When Lisa Cholodenko’s comedy drama The Kids Are All Right blew through the Sundance Film Festival and into American multiplexes this summer, US film critics fell over themselves to heap praise on it. The Village Voice branded it “a heartfelt poster for family values” and Entertainment Weekly gushed that “this pitch-perfect movie charms audiences into a state of enlightenment”.
Enlightenment and family values? That’s a heady combination that, trust us, you really need to see, both to believe and to embrace as a film in which being gay and married is just an established social fact. The film centres on a long-married lesbian couple in Southern California – Jules (Julianne Moore) and Nic (Annette Bening) – whose 18-year-old daughter (Mia Wasikowska) and 15-year-old son (Josh Hutcherson) track down the anonymous sperm donor who fathered them both. When their quest digs up Paul (Mark Ruffalo), a serial shagger with his own organic restaurant, it chucks the proverbial spanner into everyone’s lives.
The Kids Are All Right sets its stall out with a nuclear family that could have been designed for some Christian-channel sitcom, bar the fact that its two heads of household are lesbians. But in being topical while having no political agenda, it leads by example; by depicting with ease and honesty a warm, funny, devoted, loving family who are also a bit of a mess, it makes the most powerful political statement of all.
It also features spicy sex of both gay and straight varieties, but there’s no homophobic hysteria to contend with, nor does the film get into discussions about sexual identity or LGBT issues. There are plenty of queer filmmakers who can and do fly the ideology flag, but Cholodenko never set out to be one of them. A dyed-in-the-wool indie filmmaker (her previous two films are 1998’s High Art and 2002’s Laurel Canyon), 46-year-old Cholodenko (whose own partner is Wendy Melvoin, one-time member of Prince’s band The Revolution) describes herself as “not an overly political person… I just see these as human rights issues. This story is meant to be an exploration about what all families face: the anxiety, comedy, pain and pathos of watching your family shape-shift on you.”
Cholodenko and Melvoin started their own family using an anonymous sperm donor, so she’s mining a deeply personal vein in her third film, which she co-wrote with Stuart Blumberg and was originally set to direct back in 2005. Bumping into the pitfalls typically faced by indie films (financiers backing out, directors becoming pregnant as happened to Cholodenko), it ended up being postponed, but her long-term producing partner thinks it’s all worked out for the best. “It was a darker script back then,” says Jeffrey Levy-Hinte, who also produced Mysterious Skin. “It dealt much more with the pathos of the individual characters but ultimately we wanted to highlight the depth of the relationship between Jules and Nic.”
That makes perfect sense in a movie so fiercely committed to the idea of marriage. Paul also evolved. In early drafts, he was malicious in the way he approached sexual conquests, and became the story’s villain for deliberately undermining the family by sleeping with Jules. In the version that Cholodenko ended up shooting, their affair is still the catalyst for most of the drama but, says Levy-Hinte, “now it puts more of the burden on Jules. She wasn’t manipulated into having sex with Paul, and he’s not so easily dismissible as an unsavoury character. By putting the focus on Jules, it puts the focus on Jules and Nic.”
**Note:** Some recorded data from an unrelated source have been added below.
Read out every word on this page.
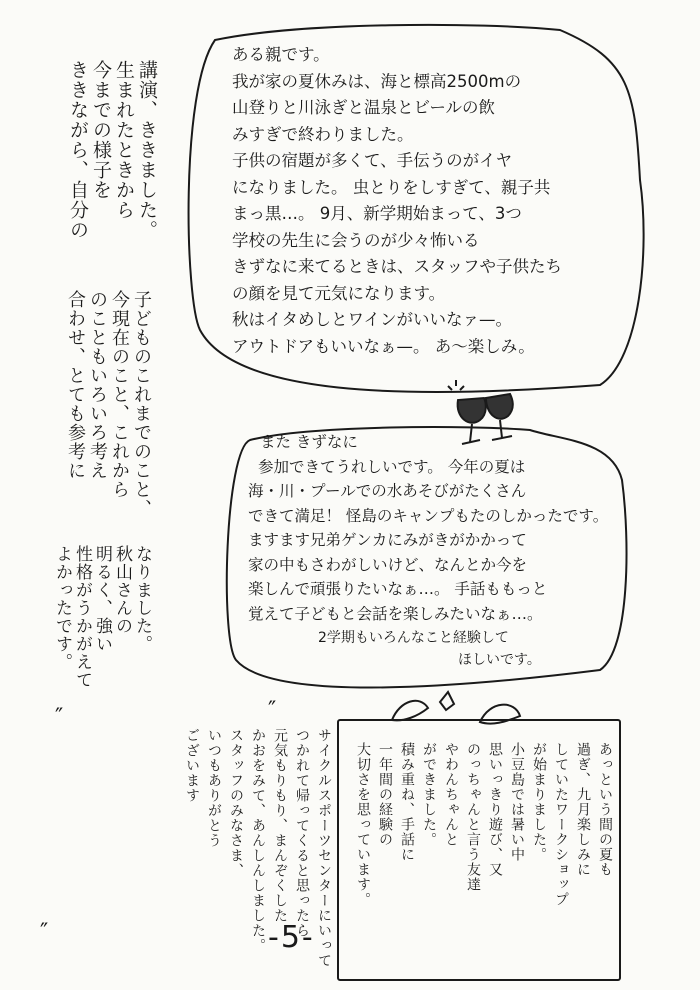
講演、ききました。
生まれたときから
今までの様子を
ききながら、自分の
子どものこれまでのこと、
今現在のこと、これから
のこともいろいろ考え
合わせ、とても参考に
なりました。
秋山さんの
明るく、強い
性格がうかがえて
よかったです。
ある親です。
我が家の夏休みは、海と標高2500mの
山登りと川泳ぎと温泉とビールの飲
みすぎで終わりました。
子供の宿題が多くて、手伝うのがイヤ
になりました。 虫とりをしすぎて、親子共
まっ黒…。 9月、新学期始まって、3つ
学校の先生に会うのが少々怖いる
きずなに来てるときは、スタッフや子供たち
の顔を見て元気になります。
秋はイタめしとワインがいいなァ—。
アウトドアもいいなぁ—。 あ〜楽しみ。
また きずなに
参加できてうれしいです。 今年の夏は
海・川・プールでの水あそびがたくさん
できて満足！ 怪島のキャンプもたのしかったです。
ますます兄弟ゲンカにみがきがかかって
家の中もさわがしいけど、なんとか今を
楽しんで頑張りたいなぁ…。 手話ももっと
覚えて子どもと会話を楽しみたいなぁ…。
2学期もいろんなこと経験して
ほしいです。
あっという間の夏も
過ぎ、九月楽しみに
していたワークショップ
が始まりました。
小豆島では暑い中
思いっきり遊び、又
のっちゃんと言う友達
やわんちゃんと
ができました。
積み重ね、手話に
一年間の経験の
大切さを思っています。
サイクルスポーツセンターにいって
つかれて帰ってくると思ったら
元気もりもり、まんぞくした
かおをみて、あんしんしました。
スタッフのみなさま、
いつもありがとう
ございます
″	″
″	-5-
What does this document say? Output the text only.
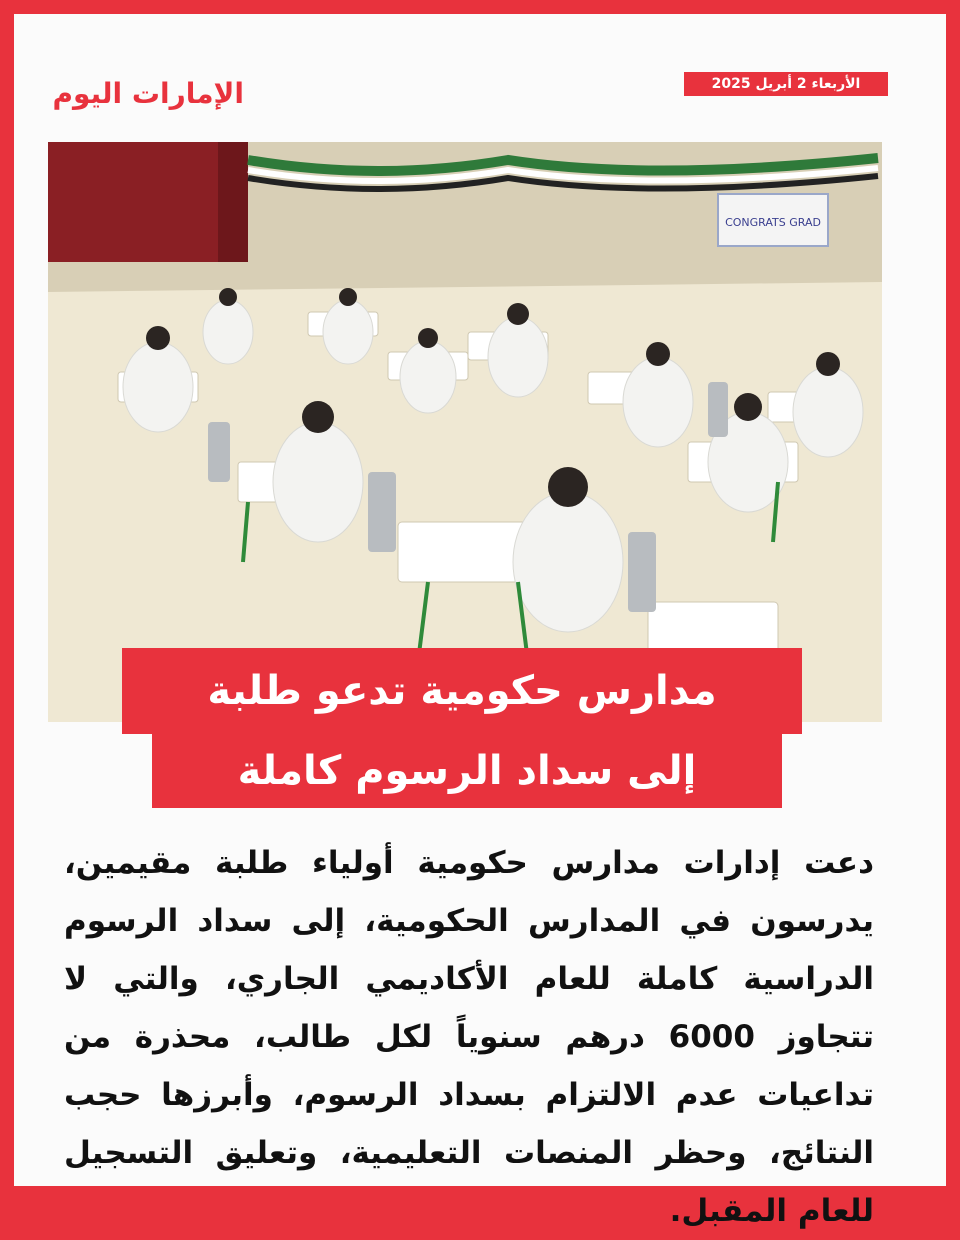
الإمارات اليوم	الأربعاء 2 أبريل 2025
CONGRATS GRAD
مدارس حكومية تدعو طلبة
إلى سداد الرسوم كاملة
دعت إدارات مدارس حكومية أولياء طلبة مقيمين، يدرسون في المدارس الحكومية، إلى سداد الرسوم الدراسية كاملة للعام الأكاديمي الجاري، والتي لا تتجاوز 6000 درهم سنوياً لكل طالب، محذرة من تداعيات عدم الالتزام بسداد الرسوم، وأبرزها حجب النتائج، وحظر المنصات التعليمية، وتعليق التسجيل للعام المقبل.
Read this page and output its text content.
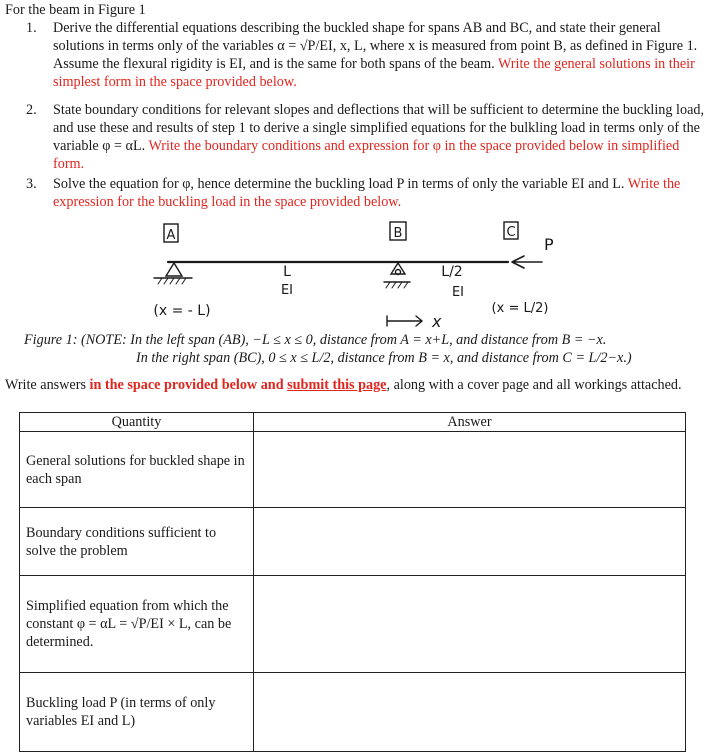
For the beam in Figure 1
1. Derive the differential equations describing the buckled shape for spans AB and BC, and state their general solutions in terms only of the variables α = √P/EI, x, L, where x is measured from point B, as defined in Figure 1. Assume the flexural rigidity is EI, and is the same for both spans of the beam. Write the general solutions in their simplest form in the space provided below.
2. State boundary conditions for relevant slopes and deflections that will be sufficient to determine the buckling load, and use these and results of step 1 to derive a single simplified equations for the bulkling load in terms only of the variable φ = αL. Write the boundary conditions and expression for φ in the space provided below in simplified form.
3. Solve the equation for φ, hence determine the buckling load P in terms of only the variable EI and L. Write the expression for the buckling load in the space provided below.
A	B	C
P
L
EI
L/2
EI
(x = - L)	(x = L/2)
x
Figure 1: (NOTE: In the left span (AB), −L ≤ x ≤ 0, distance from A = x+L, and distance from B = −x.
In the right span (BC), 0 ≤ x ≤ L/2, distance from B = x, and distance from C = L/2−x.)
Write answers in the space provided below and submit this page, along with a cover page and all workings attached.
Quantity	Answer
General solutions for buckled shape in each span	
Boundary conditions sufficient to solve the problem	
Simplified equation from which the constant φ = αL = √P/EI × L, can be determined.	
Buckling load P (in terms of only variables EI and L)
Some corners of the US gay community have reacted with hostility to this angle, arguing that it plays into stereotypes and some people’s insulting belief that what all lesbians secretly crave is a bit of cock. Personally, Cholodenko is of the opinion that sexual identity is fluid but the more salient point is that she set out to create characters as flawed and selfish as people are in real life. They betray each other like real people, and they deal with the fallout like real people.
Even though she crafted her script to appeal to the widest possible audience, every studio in Hollywood turned The Kids Are All Right down. That left Cholodenko and her partners to walk the trickier independent-financing route, which meant the budget was ridiculously tight. Occasionally, their backers would send notes asking for a cosier, group-hug ending in which the straight man didn’t end up marginalised – but “people get hurt, that’s life.” After its splashy Sundance debut, studios were queueing up to buy the film for release, with Focus Features the eventual victor.
In a nation where Republicans, Tea Partiers and religious fundamentalists use the prospect of gay marriage to panic their supporters, the quiet effectiveness of The Kids Are All Right lies in making a hot-button topic a non-issue. The conservative family-values crowd were never going to embrace The Kids Are All Right, but it could end up packing a bigger punch in another medium, as negotiations are underway for a spin-off TV series. Sure, parents can turn the channel – but their gay sons and daughters will be able to watch it right under their noses. The kids will be alright.